Your iPhone news roundup: the distant killer and the exorbitant non-app

Once upon a time, news about Apple was all about computers. Computers, computers, computers. But now the fastest-moving news is about the iPhone.

First up is the apparent discovery of a subsite within the Apple site where, it seems, phones can call home to see whether an application needs to be nuked. Jonathan Zdziarski, author of the book iPhone Open Application Development and an iPhone Forensics manual (odd, we thought there as a ban on discussing programming for the iPhone) says there's a blacklisting mechanism built into the iPhone.

The page is at https://iphone-services.apple.com/clbl/unauthorizedApps - though you'll see from looking at it that it's just a proof of concept. But it does sit within Apple's domain. Might work; might not. Has anyone caught their iPhone phoning home to it, though? That's what's not clear.

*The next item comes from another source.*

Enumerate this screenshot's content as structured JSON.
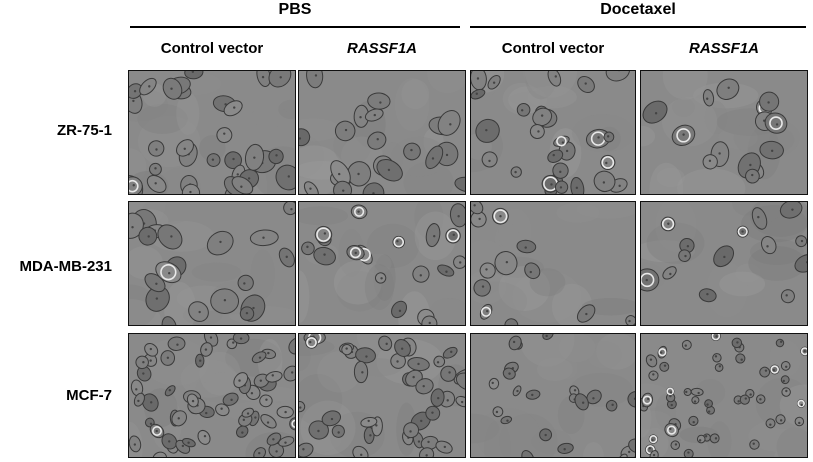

Update: John Gruber, who has "an informed source at Apple", says that it's actually for banning apps from using the Core Location API (which tells you where you are): that's what the "clbl" in the URL stands for ("core location blacklist"). Which reduces the breadth of the banning, but still leave it there.

And the other news is that a madly-overpriced application - Make Me Rich, costing a mere $999 - has been pulled from the iPhone App Store. Not surprisingly, it wasn't popular, since all it basically did was to, um, make the author rich. (There was also something about "'features a "secret mantra' that 'may help you to to [sic] stay rich, healthy and successful.'") And it didn't please some of the people who accidentally bought it - see the comment in the picture above.

Armin Heinrich, the author, would be sitting quite pretty from a few sales, you'd think. That might be wrong: if people buy it on their credit card and then claim it back as an erroneous (or fraudulent?) transaction, Apple has already taken its 30% cut ($300, near enough) but Heinrich has to pay back the full $999 to the credit card company. So he ends up $300 out of pocket. Oh dear. I am rich? I was rich, now I'm not. That's quite a maneouvre.

But so far, no sign of I Am Rich on the app-killing page. I don't think Steve Jobs would really green-light such a move, anyhow.